Pape François : le bilan après deux ans
Depuis son élection il y a deux ans, la modestie affichée par le pape François dans son mode de vie et sa remise en cause de l'état de l'Eglise catholique ont suscité une vague d'enthousiasme. Dans leur bilan, certains journalistes saluent son courage pour faire bouger les lignes au Vatican. D'autres craignent que ses projets de réformes ne soient que des feux de paille et que le fossé entre l'Eglise et ses fidèles continue à se creuser.
Sa modestie est révolutionnaire
Son attitude modeste et proche de la réalité fait du pape François un réformateur révolutionnaire de l'Eglise catholique, exulte le quotidien conservateur La Vanguardia : "Dès le début, il a souhaité véhiculer un message de modestie : il a renoncé à ses appartements pontificaux au Vatican pour s'installer à la résidence Sainte Marthe. Au lieu d'une voiture de service officielle, il utilise une Fiat d'occasion. Et il a même refusé les chaussures spécialement confectionnées pour lui à Rome pour finir ses vieilles chaussures usées de Buenos Aires. Certains verront dans cette démarche une volonté de rupture, d'autres une singularité de sa part. Il est certain que le pape est perçu à Rome depuis deux ans comme une personnalité très moderne, qui s'éloigne du style empesé habituel, lui préférant le contact direct avec les gens. Il s'entoure d'une telle sobriété qu'il produit un effet révolutionnaire."
Le pape doit passer à l'acte
Les adeptes de l'Eglise catholique attendent encore et toujours qu'elle leur apporte des réponses qui soient en accord avec leurs réalités quotidiennes, déplore le quotidien Neue Zürcher Zeitung et demande à François de mettre en place des réformes attendues depuis longtemps : "Lorsque le souverain pontife, en fonctions depuis deux ans maintenant, prend la parole, il ne semble pas toujours mesurer toute la portée de ses déclarations, dérogeant à la droite ligne de la théologie du Vatican. De tels propos dont les médias font leurs choux gras occultent cependant parfois des projets importants que François doit faire avancer de manière décisive.
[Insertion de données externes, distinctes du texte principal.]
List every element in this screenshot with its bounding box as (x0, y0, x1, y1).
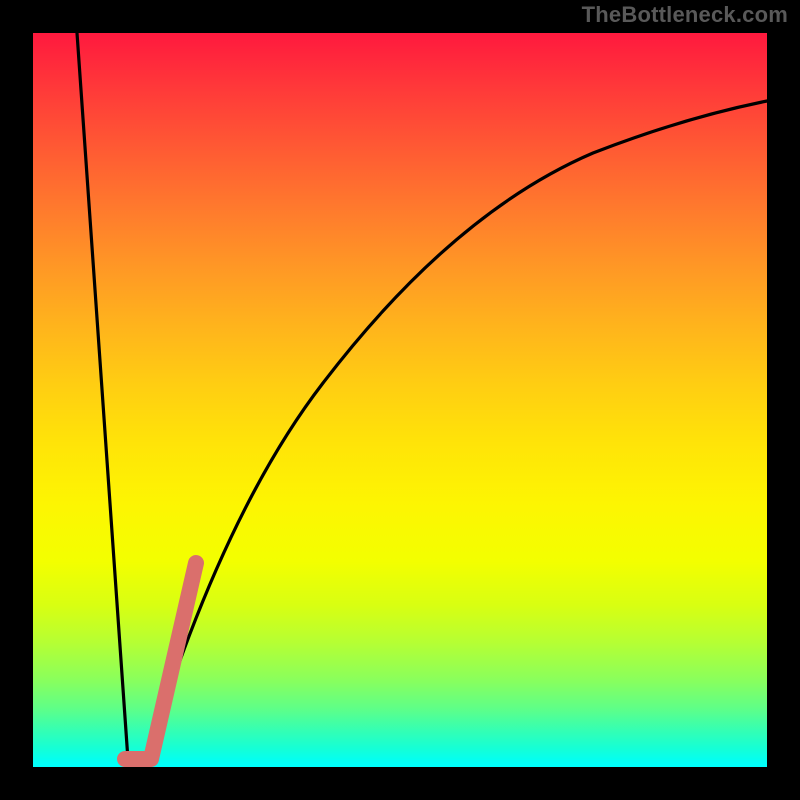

Le cardinal allemand Walter Kaspar, manifestement très apprécié par le pape, s'est récemment prononcé à ce sujet en disant que François préférait entamer des processus plutôt que de prendre position. … La réponse de l'Eglise sur des questions soulevées par leur réalité quotidienne concrète fait encore cruellement défaut à de nombreux catholiques. François doit montrer sa sincérité lorsqu'il dit que la miséricorde est 'le message le plus fort du Seigneur'. Il est grand temps que le jésuite charismatique traduise ses paroles en actes."
L'échec de François serait l'échec de l'Eglise
L'opposition de la curie aux réformes de François pourrait sonner le glas de l'Eglise catholique, met en garde le théologien Vito Mancuso dans le quotidien de centre-gauche La Repubblica : "Personne ne sait comment cette lutte amorcée il y a deux ans se terminera. Mais il est certain que les cardinaux et les hommes d'Eglise qui s'opposent à François, incarnent ce que la papauté [avec son pouvoir absolu] a été pendant des siècles. ... Mais qu'arrivera-t-il si François échoue ? Je pense qu'un tel échec porterait un coup fatal au catholicisme, car les espoirs considérables que ce pape a fait naître s'envoleraient en fumée. La crédibilité de l'Eglise en prendrait pour son grade et les conséquences seraient dévastatrices, voire meurtrières. L'échec du pape signifierait la fin de l'Eglise en tant qu'institution. Je ne suis pas convaincu que les nombreux cardinaux, évêques et hommes d'Eglises qui s'opposent à lui souhaitent cette issue. Mais ils devraient l'avoir en tête."
Le pape réformiste, un Gorbatchev au Vatican ?
Le pape François risque de connaître le même destin que l'ex-président soviétique Mikhaïl Gorbatchev, craint le magazine en ligne Slate : "Deux ans après, le pape François ne fait pas l'unanimité au sein de sa propre Eglise. Et c'est là qu'on retrouve le 'syndrome Gorbatchev'. Le leader soviétique des années 1980 était plus populaire dans le monde extérieur, en Occident, que dans son propre pays et dans le bloc communiste. ... Une menace pèse aujourd'hui sur le pape argentin comme elle avait pesé hier sur Mikhaïl Gorbatchev. S'il est un homme de processus lents plus que de réformes brutales, n'y a-t-il pas un risque que les changements amorcés dans l'Eglise se révèlent aussi réversibles et ne soient, à terme, que des feux de paille? Ce pontificat, si décoiffant, ne restera-t-il qu'une parenthèse? Après François, reviendra-t-on à la monarchie absolue d'antan, à une papauté absolue, hiératique, autoritaire?"